El documento señala que la estrategia del régimen Ortega-Murillo para controlar las universidades y los centros de educación superior ha sido implementada progresivamente a través de distintos actos que incluyeron, entre otros, la cancelación arbitraria de la personalidad jurídica de la mayoría de las universidades privadas, reformas legislativas y el control institucional y político de las instituciones del subsistema de educación superior, especialmente el Consejo Nacional de Universidades y el Consejo Nacional de Evaluación y Acreditación.
El Grupo de Expertos determinó que, entre diciembre de 2021 y febrero de 2024, el Estado de Nicaragua había cancelado la personalidad jurídica de al menos 37 universidades e instituciones de educación superior, nacionales e internacionales y laicas y religiosas.
“La cancelación de la personalidad jurídica de las universidades fue seguida de la confiscación de sus cuentas bancarias y bienes muebles e inmuebles”, dice el informe.
“El control institucional sobre las universidades culminó con la adopción de la Ley núm. 1176 el 30 de noviembre de 2023, la cual estableció que las universidades estatales, comunitarias e interculturales tendrán como órgano de gobierno un consejo de dirección integrado por personas nombradas directamente por el Consejo Nacional de Universidades. Esta reforma abrió las puertas al control partidario de los consejos de dirección, acrecentando asimismo el control del Gobierno sobre las universidades”, expone el informe.

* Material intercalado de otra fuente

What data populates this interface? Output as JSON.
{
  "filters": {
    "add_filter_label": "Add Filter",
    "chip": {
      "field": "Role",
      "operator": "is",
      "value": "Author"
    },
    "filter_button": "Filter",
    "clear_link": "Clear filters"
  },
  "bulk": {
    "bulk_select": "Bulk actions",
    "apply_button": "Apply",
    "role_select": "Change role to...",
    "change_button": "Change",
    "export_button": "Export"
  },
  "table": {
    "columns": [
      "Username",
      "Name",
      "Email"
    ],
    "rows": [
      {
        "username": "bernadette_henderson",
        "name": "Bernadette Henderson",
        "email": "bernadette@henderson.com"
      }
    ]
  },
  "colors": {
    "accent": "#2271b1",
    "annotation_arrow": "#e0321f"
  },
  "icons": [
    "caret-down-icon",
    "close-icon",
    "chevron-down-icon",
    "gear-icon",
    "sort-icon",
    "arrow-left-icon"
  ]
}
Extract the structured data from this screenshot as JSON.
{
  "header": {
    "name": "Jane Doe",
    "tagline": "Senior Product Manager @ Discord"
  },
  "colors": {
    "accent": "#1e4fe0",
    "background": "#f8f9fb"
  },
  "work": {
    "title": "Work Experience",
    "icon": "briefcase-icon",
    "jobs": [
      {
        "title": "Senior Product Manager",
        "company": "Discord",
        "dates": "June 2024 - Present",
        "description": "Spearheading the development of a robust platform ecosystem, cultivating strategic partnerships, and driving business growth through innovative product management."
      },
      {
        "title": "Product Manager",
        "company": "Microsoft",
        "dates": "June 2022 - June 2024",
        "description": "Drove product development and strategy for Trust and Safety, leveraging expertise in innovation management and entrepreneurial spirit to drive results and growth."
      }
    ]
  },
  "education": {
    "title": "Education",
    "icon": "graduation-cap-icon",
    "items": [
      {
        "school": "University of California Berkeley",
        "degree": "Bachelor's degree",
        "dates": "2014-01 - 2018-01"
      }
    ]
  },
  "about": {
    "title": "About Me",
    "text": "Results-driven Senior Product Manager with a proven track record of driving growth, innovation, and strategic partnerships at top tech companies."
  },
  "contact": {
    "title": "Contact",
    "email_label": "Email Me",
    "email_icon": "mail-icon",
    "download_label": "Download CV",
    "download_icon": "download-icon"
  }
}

El Grupo de Expertos concluyó que “la cancelación arbitraria y masiva de la personalidad jurídica de la mayoría de las universidades privadas en Nicaragua constituyó una herramienta y un patrón de represión y control destinada a acallar las voces, el pensamiento y el debate críticos de los y las estudiantes, docentes, directivos académicos y otro personal universitario”.
“El Estado de Nicaragua ha violado la autonomía universitaria y el derecho de los estudiantes a la educación, consagrados en el artículo 13 del Pacto Internacional de Derechos Económicos, Sociales y Culturales”, afirma.
El Grupo de Expertos también señala que “el Estado de Nicaragua ha violado de manera sistemática los derechos de las y los estudiantes, docentes, directivos académicos y otro personal universitario a la libertad de consciencia y pensamiento, la libertad de opinión y expresión y la libertad de asociación, consagrados en los artículos 18, 19 y 22 del Pacto Internacional de Derechos Civiles y Políticos”.
Asimismo, indican que entre los crímenes de lesa humanidad cometidos en Nicaragua en contra de estudiantes, docentes, directivos académicos y otro personal universitario, opositores o percibidos como tales, objeto de este documento de sesión, se encuentran el asesinato, la encarcelación, la tortura, la deportación y la persecución por motivos políticos.
Estado de Nicaragua debe rendir cuentas
El Grupo de Expertos considera en su informe que “el Estado de Nicaragua debe rendir cuentas por las violaciones y abusos graves, sistemáticos y generalizados de los derechos humanos y por las violaciones del derecho internacional descritos y examinados en el presente documento”.
En ese sentido, acusa a Ortega, a Murillo, funcionarios y autoridades de los poderes e instituciones del Estado a todos los niveles, de haber participado “en un patrón de violaciones graves y sistemáticas de los derechos humanos de estudiantes y docentes, incluidas violaciones de los derechos a la vida, a la libertad e integridad personal, a no ser sometidos a torturas y tratos crueles, a no ser privados arbitrariamente de la nacionalidad y a la libre circulación, a la educación, a la participación en la vida pública y a las libertades de expresión, opinión, asociación y reunión pacífica, entre otras”.